Fisher acknowledged trading conditions were tough for retailers and cited Marks & Spencer's current "Lunch on Us" offer as a sign of this.

He said: "Of course it is tough out there. You look at the deals they are doing - if you buy three sarnies and get it (a card) stamped, you get the fourth one free."

However, Fisher added: "M&S has (annual) sales of £9bn and its market cap is (about) £3.5bn. You are buying it at (about) a third of sales."

Referring to Saracen Growth's outperformance of the All-Share in the six months to June 30, Fisher said: "I think the key things were we had no banks. We had no housebuilders and we had little exposure to retail...Although we are keeping an eye on them, I think it is just too early to jump into the banks or the housebuilders."

He added: "It is quite nice to get quite well ahead of the index in the first half but it would have been nicer if we could have made a bit of money, but (that is) quite difficult when the market is off 11 or 12%."

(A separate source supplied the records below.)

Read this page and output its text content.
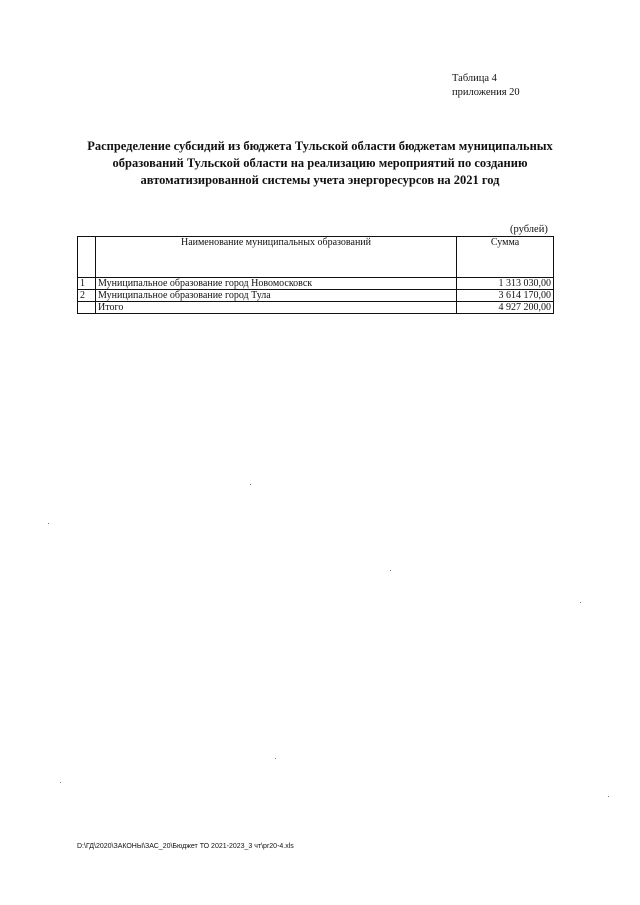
Таблица 4
приложения 20
Распределение субсидий из бюджета Тульской области бюджетам муниципальных образований Тульской области на реализацию мероприятий по созданию автоматизированной системы учета энергоресурсов на 2021 год
(рублей)
	Наименование муниципальных образований	Сумма
1	Муниципальное образование город Новомосковск	1 313 030,00
2	Муниципальное образование город Тула	3 614 170,00
	Итого	4 927 200,00
D:\ГД\2020\ЗАКОНЫ\ЗАС_20\Бюджет ТО 2021-2023_3 чт\pr20-4.xls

Fisher also cited Glasgow-based engineering company Weir Group as a good performer for Saracen: "We have made some money on the likes of Weir Group, which is quite nice (because it is) a Scottish company."

He also highlighted strong contributions from high-tech instrument developer Oxford Instruments and oilfield engineering services company Plexus Holdings.

Fisher noted mobile phone giant Vodafone had also been a solid performer for Saracen in recent weeks.

Asked where stock markets might go from here, Fisher replied: "Who knows? I think, in the short term, it is driven by sentiment."

However, he viewed the relatively indiscriminate sell-off as a good opportunity for stock-pickers such as himself to buy shares in good companies at cheaper prices.